Erasmus video 'just a sideshow' - McBryde

Lions forwards coach Robin McBryde said on Friday morning that Erasmus' video was "not going to affect anything" as the side attempt to seal a series win on Saturday.

"That's just a sideshow," he continued. "Everybody realises [referees] have got a tough job to do.

"We were really happy with Nic Berry last Saturday and I don't think it is going to be any different this weekend."

Erasmus may yet be charged by World Rugby for his actions and the global governing body said it would raise the issue with the South African Rugby Union.

Rugby Australia released a statement on Friday saying "there is no place for abuse of match officials in Australian rugby", describing Erasmus' behaviour as "against the spirit and values of the game".

"It is important to ensure public attacks of this nature are not tolerated," the union's chief executive Andy Marinos said.

"We will continue to provide support to Nic at this time, as both his physical and mental wellbeing remain a priority for us."

'Rugby prides itself on rising above' - McBryde

McBryde said questioning referees' decisions is "not really my cup of tea", referring to a trial in the Pro14 Rainbow Cup earlier in the year where captains could challenge an official's call.

The former Wales international said "traditionally rugby has been able to pride itself on rising above that" and added that players are told not to speak back to the referee "from a very young age".

"Hopefully it [the game] will be a good spectacle and we can forget about what's happened this week," McBryde continued.

Lions full-back Stuart Hogg said the players had not watched Erasmus' video "at all", saying "we've just been concentrating on ourselves and left him to himself".

But the 29-year-old did take time to praise Saturday's referee O'Keeffe, saying he is "one of the best" he has dealt with in his time as Scotland captain.

"He's good at communicating," Hogg said. "That's the reason why a large majority of the games where he's involved are allowed to flow.

"Everybody is entitled to their opinion on referees but they're the ones that run the game and they have a huge amount of respect from us as players. I'd hate to do the job if I'm honest."
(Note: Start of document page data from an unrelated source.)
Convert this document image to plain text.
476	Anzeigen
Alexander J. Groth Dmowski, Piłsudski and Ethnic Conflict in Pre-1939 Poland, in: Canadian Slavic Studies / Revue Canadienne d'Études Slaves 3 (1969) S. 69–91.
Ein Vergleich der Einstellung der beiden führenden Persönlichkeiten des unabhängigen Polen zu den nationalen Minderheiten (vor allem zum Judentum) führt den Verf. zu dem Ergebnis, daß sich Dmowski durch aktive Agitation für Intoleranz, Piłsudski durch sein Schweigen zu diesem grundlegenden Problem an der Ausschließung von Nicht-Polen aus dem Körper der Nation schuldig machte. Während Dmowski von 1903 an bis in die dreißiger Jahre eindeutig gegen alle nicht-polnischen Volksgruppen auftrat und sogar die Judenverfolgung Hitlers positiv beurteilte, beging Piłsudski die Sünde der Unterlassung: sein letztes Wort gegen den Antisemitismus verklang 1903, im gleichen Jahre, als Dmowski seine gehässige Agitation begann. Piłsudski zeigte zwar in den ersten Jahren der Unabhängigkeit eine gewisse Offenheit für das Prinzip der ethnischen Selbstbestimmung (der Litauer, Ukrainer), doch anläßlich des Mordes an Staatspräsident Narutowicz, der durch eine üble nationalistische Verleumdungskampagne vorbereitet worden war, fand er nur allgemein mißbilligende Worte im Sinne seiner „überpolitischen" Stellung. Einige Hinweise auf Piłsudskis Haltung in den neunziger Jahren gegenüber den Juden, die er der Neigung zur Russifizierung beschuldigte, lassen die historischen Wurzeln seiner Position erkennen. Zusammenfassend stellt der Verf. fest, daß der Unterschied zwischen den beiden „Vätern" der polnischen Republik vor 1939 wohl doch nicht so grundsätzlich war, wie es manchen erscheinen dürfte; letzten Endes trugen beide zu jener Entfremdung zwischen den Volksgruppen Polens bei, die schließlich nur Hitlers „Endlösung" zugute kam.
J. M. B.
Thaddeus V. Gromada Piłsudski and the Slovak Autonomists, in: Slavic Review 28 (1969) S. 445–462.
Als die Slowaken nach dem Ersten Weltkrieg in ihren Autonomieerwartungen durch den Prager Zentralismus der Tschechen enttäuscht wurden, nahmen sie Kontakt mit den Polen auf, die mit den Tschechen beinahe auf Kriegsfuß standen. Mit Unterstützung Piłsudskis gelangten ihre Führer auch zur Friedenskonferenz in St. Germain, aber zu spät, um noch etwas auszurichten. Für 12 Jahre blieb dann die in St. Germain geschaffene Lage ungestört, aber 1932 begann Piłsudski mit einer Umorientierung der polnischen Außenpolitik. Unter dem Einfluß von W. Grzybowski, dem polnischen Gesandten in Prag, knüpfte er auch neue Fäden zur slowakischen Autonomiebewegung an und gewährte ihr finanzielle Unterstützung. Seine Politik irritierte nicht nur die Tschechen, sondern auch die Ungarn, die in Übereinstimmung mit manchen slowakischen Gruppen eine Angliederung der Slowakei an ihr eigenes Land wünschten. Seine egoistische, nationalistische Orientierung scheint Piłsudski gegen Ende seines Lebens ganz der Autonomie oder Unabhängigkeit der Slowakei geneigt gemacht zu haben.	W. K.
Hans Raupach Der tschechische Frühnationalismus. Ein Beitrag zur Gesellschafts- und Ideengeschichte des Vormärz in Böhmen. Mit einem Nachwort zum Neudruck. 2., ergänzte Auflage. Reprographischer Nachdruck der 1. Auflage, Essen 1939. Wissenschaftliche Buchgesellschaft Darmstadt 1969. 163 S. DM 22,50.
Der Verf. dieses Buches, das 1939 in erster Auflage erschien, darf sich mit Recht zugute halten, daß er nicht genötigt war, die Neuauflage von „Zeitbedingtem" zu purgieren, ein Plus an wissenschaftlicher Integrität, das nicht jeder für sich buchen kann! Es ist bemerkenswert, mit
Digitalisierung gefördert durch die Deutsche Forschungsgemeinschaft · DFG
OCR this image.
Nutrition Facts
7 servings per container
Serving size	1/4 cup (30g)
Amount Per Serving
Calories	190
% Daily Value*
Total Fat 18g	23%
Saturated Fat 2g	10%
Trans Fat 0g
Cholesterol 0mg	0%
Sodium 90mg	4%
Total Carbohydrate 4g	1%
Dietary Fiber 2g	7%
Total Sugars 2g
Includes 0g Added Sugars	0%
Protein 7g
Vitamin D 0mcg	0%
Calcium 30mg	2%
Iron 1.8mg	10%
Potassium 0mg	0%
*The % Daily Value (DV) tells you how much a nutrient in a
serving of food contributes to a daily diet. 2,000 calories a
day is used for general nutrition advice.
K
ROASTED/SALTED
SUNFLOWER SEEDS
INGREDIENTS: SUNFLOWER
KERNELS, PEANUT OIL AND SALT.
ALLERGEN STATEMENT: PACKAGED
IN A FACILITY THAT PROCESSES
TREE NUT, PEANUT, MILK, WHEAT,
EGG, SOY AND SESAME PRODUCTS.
'Erasmus is trying to divert attention off players' - Skinstad

Former Springboks captain Bob Skinstad says fans will back World Cup-winning coach Erasmus' move as long as it helps the Boks square the series.

"Rassie's star has been shining bright, we have all seen the story and seen what he has done for South African rugby and South African sport," Skinstad told BBC Radio 5 Live's Rugby Union Weekly.

"I think he is trying to divert the attention off the players during a difficult week for the Springboks after losing.

"He has always been an innovator, always been a guy who has pushed boundaries and looked for whatever edge you can get, but so has [Lions head coach] Warren Gatland.

"They play a media game to alleviate focus off their team, and I think a lot of [South African] fans will be going 'wow, that's a big go you've had there, but this is a war'.

"And all is fair in love and war. Rassie only has one more chance at it to keep his team in this series. They lose on the weekend and it's over."

Referee JP Doyle said it is "unprecedented" for comments like Erasmus' to be made so publicly, but they are not unusual "behind the scenes".